Gabon : baisse spectaculaire des impôts miniers de près de 100 % en 2025
Un détail du budget gabonais 2025, glissé dans la loi de finances rectificative adoptée le 17 juillet, révèle une baisse sans précédent de l’impôt sur les sociétés dans le secteur minier. L’État renonce ainsi à 51,8 milliards de francs CFA, soit près de 80 millions d’euros, en ajustant cet impôt de 53,2 milliards à seulement 1,47 milliard. Aucun autre contribuable gabonais ne subit une telle réduction, ce qui fait de cette mesure un ajustement fiscal historique.

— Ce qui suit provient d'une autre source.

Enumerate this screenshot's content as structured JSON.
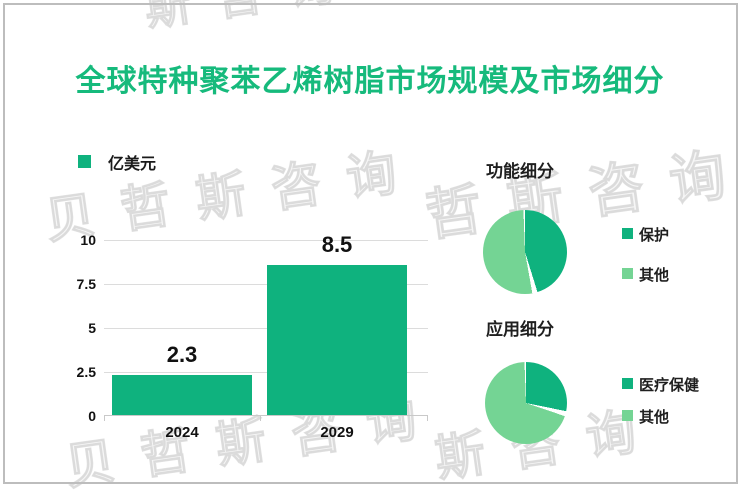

Un choc budgétaire pour une économie minière en difficulté
Le manganèse, troisième pilier économique du Gabon après le pétrole et le bois, représente une part majeure des exportations. Le pays se classe au deuxième rang mondial pour ce minerai, principalement extrait dans le Haut-Ogooué. Les deux principaux opérateurs, la Compagnie minière de l’Ogooué (Comilog), filiale du groupe français Eramet, et Nouvelle Gabon Mining, voient leur charge fiscale allégée dans un contexte déjà tendu. Depuis le putsch de 2023 mené par le Comité pour la transition et la restauration des institutions (CTRI), les autorités promettent une meilleure captation des revenus des ressources naturelles. Pourtant, la réalité des comptes publics contredit ces ambitions.
La chute des cours du manganèse sur les marchés internationaux, après un pic en début d’année 2024 causé par un incendie en Australie, a réduit les marges des exploitants. Si cette tendance explique partiellement la baisse des recettes fiscales, elle ne justifie pas à elle seule l’ampleur de l’écart entre les prévisions et les résultats. La fiabilité des hypothèses budgétaires initiales est désormais questionnée.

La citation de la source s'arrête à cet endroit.